Happy Labor Day. Huh?
I open my Labor Day celebration by sitting this morning, stationary on the corner chair of the bedroom, my favorite room in the house, the room that had been Bernie’s and my bedroom till he died. After his stoke we had to make some changes, eventually letting go of the enormous king-size bed we’d shared. The stroke brought him a lack of control over his limbs as well as a lack of proprioception, and he’d often roll into me during the night without even feeling it.
Where does your body end and mine begin? An interesting Zen koan, one we practiced with over and over again. You love the person next to you, but you’re deeply asleep (exhaustion marked those three years) and you’re suddenly awakened by something crashing into your body, often pushing you to the edge of the bed (a couple of times over the edge). At first you make a joke of it:
“Bernie,” I’d say. I had to repeat his name, it took a while to wake him up.
“What’s the matter?”
“Look at where you are,” I’d say.
“Oh,” he’d say, feeling my shoulder, my arm, my head. “How did I get here?”
“You rolled into me,” I’d tell him. “I think you lost your sense of proprioception.”
“What’s that?” he’d ask for the hundredth time.
“I think it’s a sense of where your body ends and mine begins,” I’d say.

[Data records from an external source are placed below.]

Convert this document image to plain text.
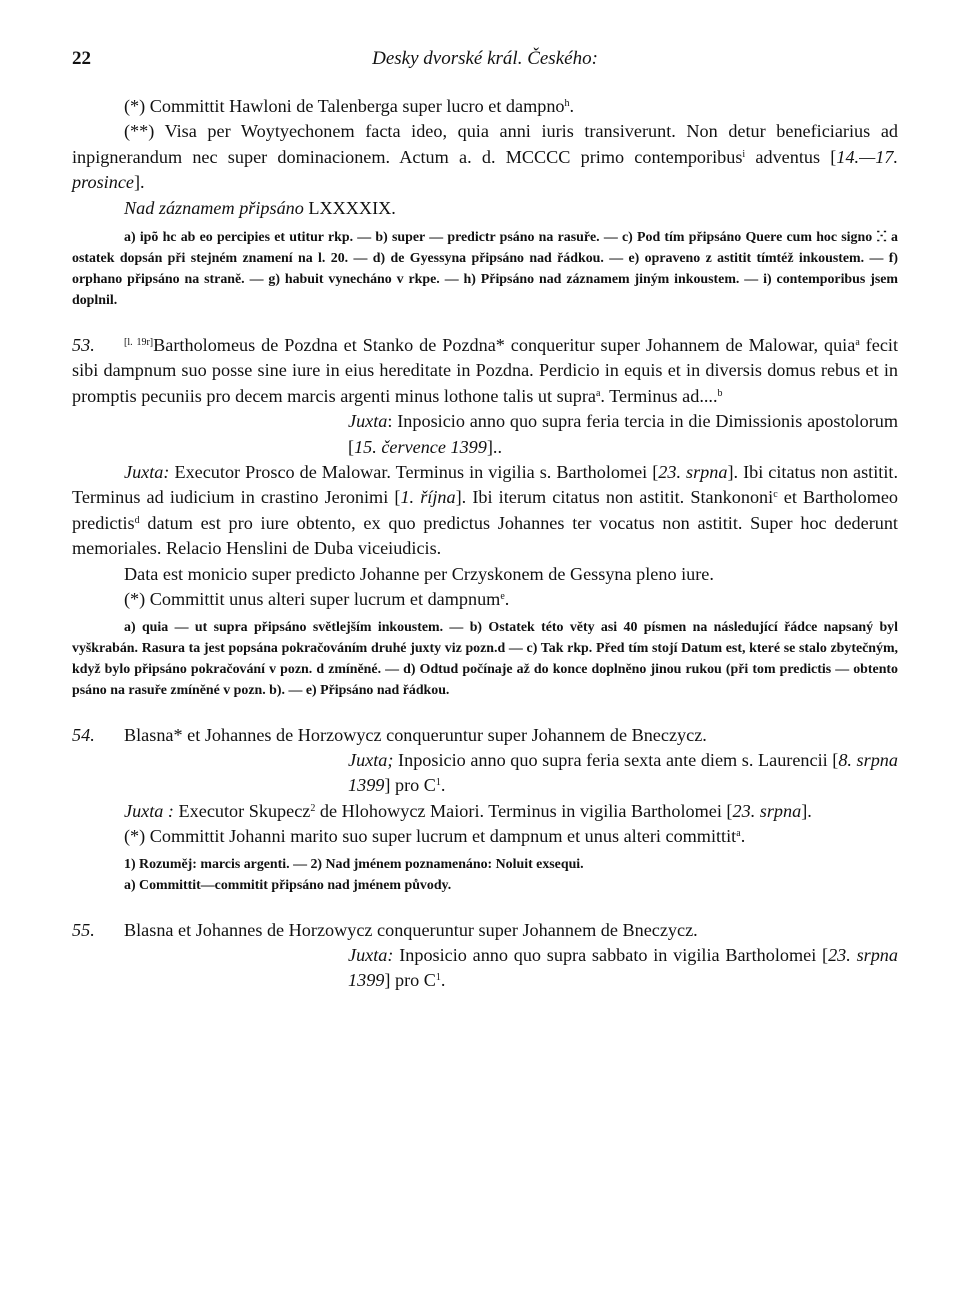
22	Desky dvorské král. Českého:

(*) Committit Hawloni de Talenberga super lucro et dampno$^h$.

(**) Visa per Woytyechonem facta ideo, quia anni iuris transiverunt. Non detur beneficiarius ad inpignerandum nec super dominacionem. Actum a. d. MCCCC primo contemporibus$^i$ adventus [14.—17. prosince].

Nad záznamem připsáno LXXXXIX.

a) ipõ hc ab eo percipies et utitur rkp. — b) super — predictr psáno na rasuře. — c) Pod tím připsáno Quere cum hoc signo ⵘ a ostatek dopsán při stejném znamení na l. 20. — d) de Gyessyna připsáno nad řádkou. — e) opraveno z astitit tímtéž inkoustem. — f) orphano připsáno na straně. — g) habuit vynecháno v rkpe. — h) Připsáno nad záznamem jiným inkoustem. — i) contemporibus jsem doplnil.

53.	[l. 19r]Bartholomeus de Pozdna et Stanko de Pozdna* conqueritur super Johannem de Malowar, quia$^a$ fecit sibi dampnum suo posse sine iure in eius hereditate in Pozdna. Perdicio in equis et in diversis domus rebus et in promptis pecuniis pro decem marcis argenti minus lothone talis ut supra$^a$. Terminus ad....$^b$

Juxta: Inposicio anno quo supra feria tercia in die Dimissionis apostolorum [15. července 1399]..

Juxta: Executor Prosco de Malowar. Terminus in vigilia s. Bartholomei [23. srpna]. Ibi citatus non astitit. Terminus ad iudicium in crastino Jeronimi [1. října]. Ibi iterum citatus non astitit. Stankononi$^c$ et Bartholomeo predictis$^d$ datum est pro iure obtento, ex quo predictus Johannes ter vocatus non astitit. Super hoc dederunt memoriales. Relacio Henslini de Duba viceiudicis.

Data est monicio super predicto Johanne per Crzyskonem de Gessyna pleno iure.

(*) Committit unus alteri super lucrum et dampnum$^e$.

a) quia — ut supra připsáno světlejším inkoustem. — b) Ostatek této věty asi 40 písmen na následující řádce napsaný byl vyškrabán. Rasura ta jest popsána pokračováním druhé juxty viz pozn.d — c) Tak rkp. Před tím stojí Datum est, které se stalo zbytečným, když bylo připsáno pokračování v pozn. d zmíněné. — d) Odtud počínaje až do konce doplněno jinou rukou (při tom predictis — obtento psáno na rasuře zmíněné v pozn. b). — e) Připsáno nad řádkou.

54. Blasna* et Johannes de Horzowycz conqueruntur super Johannem de Bneczycz.

Juxta; Inposicio anno quo supra feria sexta ante diem s. Laurencii [8. srpna 1399] pro $C^1$.

Juxta : Executor Skupecz$^2$ de Hlohowycz Maiori. Terminus in vigilia Bartholomei [23. srpna].

(*) Committit Johanni marito suo super lucrum et dampnum et unus alteri committit$^a$.

1) Rozuměj: marcis argenti. — 2) Nad jménem poznamenáno: Noluit exsequi.

a) Committit—commitit připsáno nad jménem původy.

55. Blasna et Johannes de Horzowycz conqueruntur super Johannem de Bneczycz.

Juxta: Inposicio anno quo supra sabbato in vigilia Bartholomei [23. srpna 1399] pro $C^1$.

“And that’s bad?” A Zen master, after all. “Let’s sleep like this all the time.”
“I can’t,” I’d tell him. “I need space.”
And sometimes I’d say, “I need my space,” which is a little different.
Space. Bernie could fill every inch of it with words, ideas, suggestions, presence. Even when he was quiet the vibes in the room would be so powerful that I would hurry to find refuge in my own small office, or in our bedroom when he wasn’t there.
The following memory embarrasses me every time. I picked him up at Boston’s Logan Airport after he’d gone to Europe for 6 days. In the car, he bent over to give me a kiss. “What’s wrong?” he asked when I didn’t reciprocate.
“I could have used 3 more days of your being away,” I told him.
He got a little upset, but there it was, I needed space. Space away from that intense focus, the protruding, stubborn chin, the demanding presence, the beingness that enveloped the room.
We finally let go of that big king-size bed and got 2 beds for the room, one of which I sleep on to this very day. I, as usual, drowned in the practicalities of post-stroke life—finding the beds in a local store, negotiating price and access—leaving him to mark with sadness this big change in physical relations. We both knew it. He wouldn’t roll into me anymore or drive me to the edge of the bed, I’d have my space, I’d have my sleep.
One day he said: “It’s different now, isn’t it?”
And I said sadly, “Yes, Bernie, it is.”
His last words to me from the bed, struggling with sepsis and pain before the ambulance drivers took him downstairs to the hospital, where he would die quicker than anyone guessed, with only me in attendance, were: “I’m too much for you.”
He wanted to give me the space I’d always fought for. My space.
For a long time it didn’t do me much good, those words haunted me for three years. Did I really need that much space, I wondered. What would have happened if he’d constantly banged into my exhausted body or sent me to the edge of the bed? That’s his job as a Zen master, I’d remind myself, but not as a husband.
“I’m too much for you.” I can never get that last act of generosity out of my mind. Not I love you, which I would have preferred, but: Here’s your space again. I give it back.
My brother stayed with me the past days and slept in the bedroom. “What a beautiful room,” he said. “A wonderful space in which to rest.”
“It’s healing,” I said without much thought.
Now, 24 hours later, I think to myself that maybe that is the purpose of the room. Not just to serve as a reminder of what once was, but to be fully occupied as I enjoy the space that he so generously finally gave me.